I've been privy to such discussions myself, albeit in modern times. I'm familiar with silicon engineers and kernel engineers coming together to discuss a CPU bug or design mishap, and coming up with all sorts of crazy workarounds. Until it's eventually decided that this is just too much to inflict, and it's fixed.

Since you are interested in the 68000 thing, I think I do know the details and can explain, because I have before looked at the difference between the 68000 and the 68010 that makes paging possible. Let's look at the 68010 manual here: http://www.bitsavers.org/components/motorola/68000/MC68010_6...

(Notice how it already says "VIRTUAL MEMORY MICROPROCESSORS" on the front while the 68000 manual in the same directory does not, though I suppose it could be a good marketing move if there was an actual unintended bug, and Motorola decided to advertise the fix as a new CPU?)

Page 5-12: "Bus error exceptions occur when external logic terminates a bus cycle with a bus error signal. Whether the processor was doing instruction or exception processing, that processing is terminated, and the processor immediately begins exception processing."

It specifies external logic, which would be the MMU in the interesting cases. Everyone not using an MMU did not care, and bus errors were still valuable with or without MMU to signal illegal accesses and crash the program that caused it. The full problem is elaborated on the next page: "The value of the saved program counter does not necessarily point to the instruction that was executing when the bus error occurred, but may be advanced by up to five words.
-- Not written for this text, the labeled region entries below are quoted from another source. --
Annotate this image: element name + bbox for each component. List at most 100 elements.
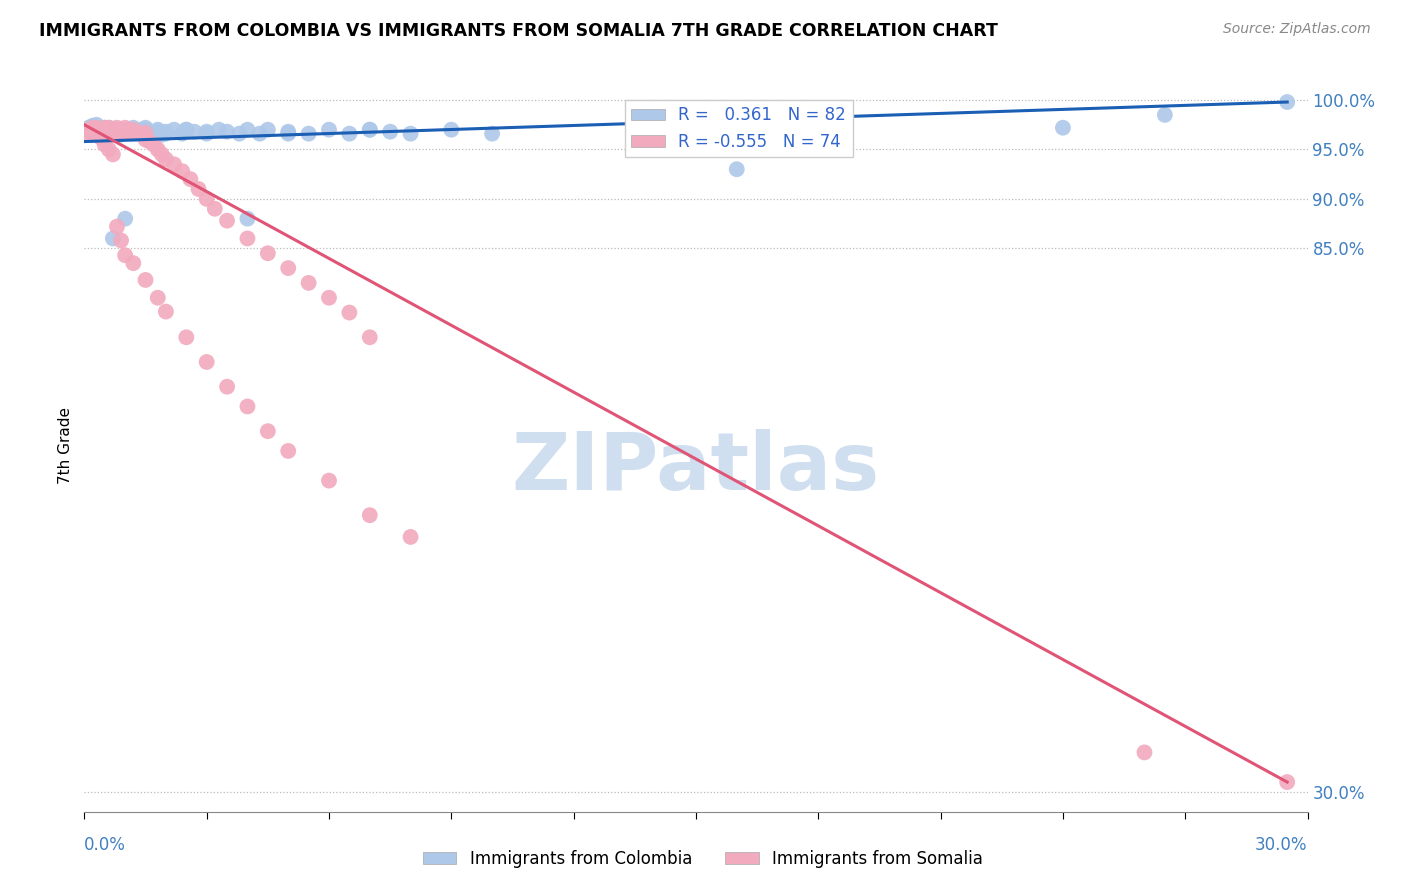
Point <box>82 125 104 139</box>
Point <box>110 127 132 141</box>
Point <box>1052 120 1074 135</box>
Point <box>146 291 169 305</box>
Point <box>82 119 104 133</box>
Point <box>90 127 112 141</box>
Point <box>155 127 177 141</box>
Point <box>90 120 112 135</box>
Point <box>90 130 112 145</box>
Legend: R =   0.361   N = 82, R = -0.555   N = 74: R = 0.361 N = 82, R = -0.555 N = 74 <box>624 100 852 157</box>
Text: ZIPatlas: ZIPatlas <box>512 429 880 507</box>
Point <box>172 127 194 141</box>
Point <box>208 122 231 136</box>
Point <box>77 124 100 138</box>
Point <box>359 122 381 136</box>
Point <box>97 120 120 135</box>
Point <box>481 127 503 141</box>
Point <box>82 127 104 141</box>
Point <box>135 273 157 287</box>
Point <box>114 248 136 262</box>
Point <box>82 120 104 135</box>
Point <box>217 125 239 139</box>
Text: Source: ZipAtlas.com: Source: ZipAtlas.com <box>1223 22 1371 37</box>
Point <box>155 125 177 139</box>
Point <box>86 118 108 132</box>
Point <box>138 125 160 139</box>
Point <box>114 126 136 140</box>
Point <box>1133 746 1156 760</box>
Point <box>93 122 115 136</box>
Point <box>101 147 124 161</box>
Point <box>90 122 112 136</box>
Point <box>127 127 149 141</box>
Point <box>90 127 112 141</box>
Point <box>155 304 177 318</box>
Point <box>257 424 280 438</box>
Point <box>150 128 173 142</box>
Point <box>93 120 115 135</box>
Point <box>138 135 160 149</box>
Point <box>86 127 108 141</box>
Point <box>110 122 132 136</box>
Point <box>298 276 321 290</box>
Point <box>195 192 218 206</box>
Point <box>135 126 157 140</box>
Point <box>277 261 299 276</box>
Point <box>77 122 100 136</box>
Point <box>122 127 145 141</box>
Point <box>399 127 422 141</box>
Point <box>122 256 145 270</box>
Point <box>101 125 124 139</box>
Point <box>105 122 128 136</box>
Point <box>86 126 108 140</box>
Point <box>725 162 748 177</box>
Point <box>86 128 108 142</box>
Point <box>110 122 132 136</box>
Point <box>90 125 112 139</box>
Point <box>217 213 239 227</box>
Point <box>122 122 145 136</box>
Point <box>93 128 115 142</box>
Point <box>93 120 115 135</box>
Point <box>93 126 115 140</box>
Point <box>172 164 194 178</box>
Point <box>1154 108 1177 122</box>
Point <box>440 122 463 136</box>
Point <box>257 122 280 136</box>
Point <box>399 530 422 544</box>
Point <box>114 124 136 138</box>
Point <box>257 246 280 260</box>
Point <box>93 127 115 141</box>
Point <box>174 122 197 136</box>
Point <box>118 127 141 141</box>
Point <box>90 126 112 140</box>
Point <box>359 122 381 136</box>
Point <box>1277 95 1299 109</box>
Point <box>122 120 145 135</box>
Point <box>146 122 169 136</box>
Point <box>82 121 104 136</box>
Point <box>93 122 115 136</box>
Point <box>101 231 124 245</box>
Point <box>82 125 104 139</box>
Point <box>118 122 141 136</box>
Point <box>77 127 100 141</box>
Point <box>135 122 157 136</box>
Point <box>1277 775 1299 789</box>
Point <box>93 137 115 152</box>
Point <box>122 125 145 139</box>
Point <box>187 182 209 196</box>
Point <box>174 122 197 136</box>
Point <box>179 172 201 186</box>
Point <box>277 125 299 139</box>
Point <box>150 147 173 161</box>
Point <box>236 400 259 414</box>
Point <box>101 127 124 141</box>
Point <box>236 211 259 226</box>
Point <box>277 127 299 141</box>
Point <box>114 211 136 226</box>
Point <box>97 143 120 157</box>
Point <box>93 125 115 139</box>
Text: IMMIGRANTS FROM COLOMBIA VS IMMIGRANTS FROM SOMALIA 7TH GRADE CORRELATION CHART: IMMIGRANTS FROM COLOMBIA VS IMMIGRANTS F… <box>39 22 998 40</box>
Point <box>155 153 177 167</box>
Point <box>146 143 169 157</box>
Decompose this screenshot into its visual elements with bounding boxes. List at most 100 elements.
This is due to the prefetch mechanism on the MC68010 that always fetches a new instruction word as each previously fetched instruction word is used (see 7.1.2 Instruction Prefetch)."

The 68010 fixed it by adding enough (opaque, undocumented) internal state for the CPU on the stack to effectively undo what it did so far and restart the instruction, that state is shown (without detail, and subject to change between revisions) on the diagram.

The 68000 manual simply says: "Although this information is not sufficient in general to effect full recovery from the bus error, it does allow software diagnosis" (which should include a multitasking OS killing the task and proceeding), and none of the internal state exists on the stack.

But you may still well be right that Motorola did intend for bus errors to be restartable and failed. They would not say so explicitly in the manual of course.

But from what I can see this still only affected systems with an MMU, and then only if they wanted to do full virtual memory including paging. SINIX on the PC-D did not, they were content with swapping and merely detecting illegal accesses, like other UNIXes at the time. The 8086 problem affected everyone, including in application code.

If you know more than what I've cobbled together and can elaborate, I'd be extremely interested in it, because the Apollo DN100 hack always fascinated me to no end (as should be obvious).

I might add, it's obvious that you are competent by the way. I think we just disagree on the severity here.